One of the unique things about India is that many of the dudes here are quite willing to openly express their admiration for my physique. More often than not this comes if the form of indiscreet staring, but is sometimes also vocalized. Unfortunately, this not always done in an appropriately bro-tastic fashion, such as “Dude! You’re totally buff!” The complement is appreciated, but oftentimes it is expressed in a way that gives me the willies. The first time was worst. It was my first day in Delhi. At the Red Fort, I had a young twentyish man come up to me and sheepishly ask for a photo. It took me a moment to realize that he wasn’t asking me to take a photo of him, but that he instead wanted a photo with me. “Um, uh, sure” I say. He stands next to me, his friend takes a photo, and next thing I know literally a dozen other young guys show up asking for the same thing. The whole experience was a little surreal, and a bit awkward. But it was all OK up until one of the last guys grabbed a photo of me and says, “Ooooooooooh, you have a niiiiiiiiiiiiice, boooowdy!”, sounding disturbingly like Gollum from the Lord of the Rings films. This creeped me the fuck out. Not bro-tastic. Not bro-tastic at all.

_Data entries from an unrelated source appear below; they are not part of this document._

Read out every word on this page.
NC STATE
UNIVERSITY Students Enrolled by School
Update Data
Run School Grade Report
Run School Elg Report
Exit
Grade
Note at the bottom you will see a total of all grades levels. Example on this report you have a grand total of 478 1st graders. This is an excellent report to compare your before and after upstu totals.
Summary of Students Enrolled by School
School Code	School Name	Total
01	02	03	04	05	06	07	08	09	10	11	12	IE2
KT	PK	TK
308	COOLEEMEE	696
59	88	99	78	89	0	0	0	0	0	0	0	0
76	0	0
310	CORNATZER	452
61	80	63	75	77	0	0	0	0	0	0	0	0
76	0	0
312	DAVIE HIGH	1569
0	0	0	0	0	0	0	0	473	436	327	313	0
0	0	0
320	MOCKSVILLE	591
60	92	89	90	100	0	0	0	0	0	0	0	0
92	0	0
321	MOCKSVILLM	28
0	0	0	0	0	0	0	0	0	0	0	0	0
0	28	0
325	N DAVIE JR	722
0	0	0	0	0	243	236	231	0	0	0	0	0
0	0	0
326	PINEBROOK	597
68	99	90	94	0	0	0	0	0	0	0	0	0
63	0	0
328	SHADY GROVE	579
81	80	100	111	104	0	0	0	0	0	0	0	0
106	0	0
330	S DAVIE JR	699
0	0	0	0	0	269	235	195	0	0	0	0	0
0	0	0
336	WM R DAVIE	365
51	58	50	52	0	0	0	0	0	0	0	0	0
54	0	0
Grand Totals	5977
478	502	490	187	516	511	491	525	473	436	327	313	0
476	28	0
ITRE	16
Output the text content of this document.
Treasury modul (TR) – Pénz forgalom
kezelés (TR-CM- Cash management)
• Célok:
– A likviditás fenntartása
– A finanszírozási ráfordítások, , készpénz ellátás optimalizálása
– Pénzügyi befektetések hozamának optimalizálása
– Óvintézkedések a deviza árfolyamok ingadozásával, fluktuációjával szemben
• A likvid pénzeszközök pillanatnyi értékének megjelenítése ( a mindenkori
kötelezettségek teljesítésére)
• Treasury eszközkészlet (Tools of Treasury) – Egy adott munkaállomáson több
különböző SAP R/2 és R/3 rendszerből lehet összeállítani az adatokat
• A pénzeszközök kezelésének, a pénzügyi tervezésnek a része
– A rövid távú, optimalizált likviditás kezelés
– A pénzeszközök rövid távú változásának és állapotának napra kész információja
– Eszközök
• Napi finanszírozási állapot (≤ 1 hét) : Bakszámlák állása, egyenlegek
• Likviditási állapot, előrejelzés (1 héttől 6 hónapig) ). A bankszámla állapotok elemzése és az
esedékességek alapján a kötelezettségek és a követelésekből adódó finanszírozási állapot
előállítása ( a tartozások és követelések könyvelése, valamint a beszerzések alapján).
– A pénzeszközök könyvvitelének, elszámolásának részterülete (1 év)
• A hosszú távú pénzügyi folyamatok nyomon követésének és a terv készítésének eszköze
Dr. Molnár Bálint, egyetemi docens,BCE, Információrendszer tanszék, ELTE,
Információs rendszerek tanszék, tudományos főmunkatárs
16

I have become somewhat inured to this over the past 12 days. Usually, it’s a completely innocuous exclamation of “Nice muscle!” directed my way when I walk past some random guy on the street. This happens about 20-40 times a day (no exaggeration). Maybe about a half dozen times I day I’m asked if I work out, or am asked for workout tips, which I also have no problem with. I’ll also periodically get a “I like your body,” or a “I like you” (this latter one also gives me the heebie-jeebies, although I usually chalk it up to being simply a language issue). Then there’s my personal favorite, “Hey, James Bond!” Only about once or twice a day am I asked if somebody can take a photo with me. However, as with the Red Fort, these usually come in packs – when one is seen taking a photo with me, another 4 immediately come out of the woodwork for the same. I always accept, as I’d be quite a hypocrite to decline request for a photo given the amount of shots I take of the locals every day (done discreetly as possible, but usually without their consent). I then just pray that there won’t be any inappropriate, if inadvertent, homoerotic overtones to the conversation that will leave me feeling violated afterwards. Thankfully, there usually there isn’t. There was, of course, the guy in Khajuraho that upped the stakes by asking me if he had correctly guessed the size of my penis (not as completely out from left field as it might sound here since he was a tour guide we were just talking over lunch about the philosophical context of the erotic sculptures in the temples there, but still definitely not bro-tastic).
It would certainly be refreshing if I got a “Nice muscle” or an “I like your body” from a female for once. Alas, it’s only the guys that are telling me how much they like my pecs. The ladies are mum on the subject.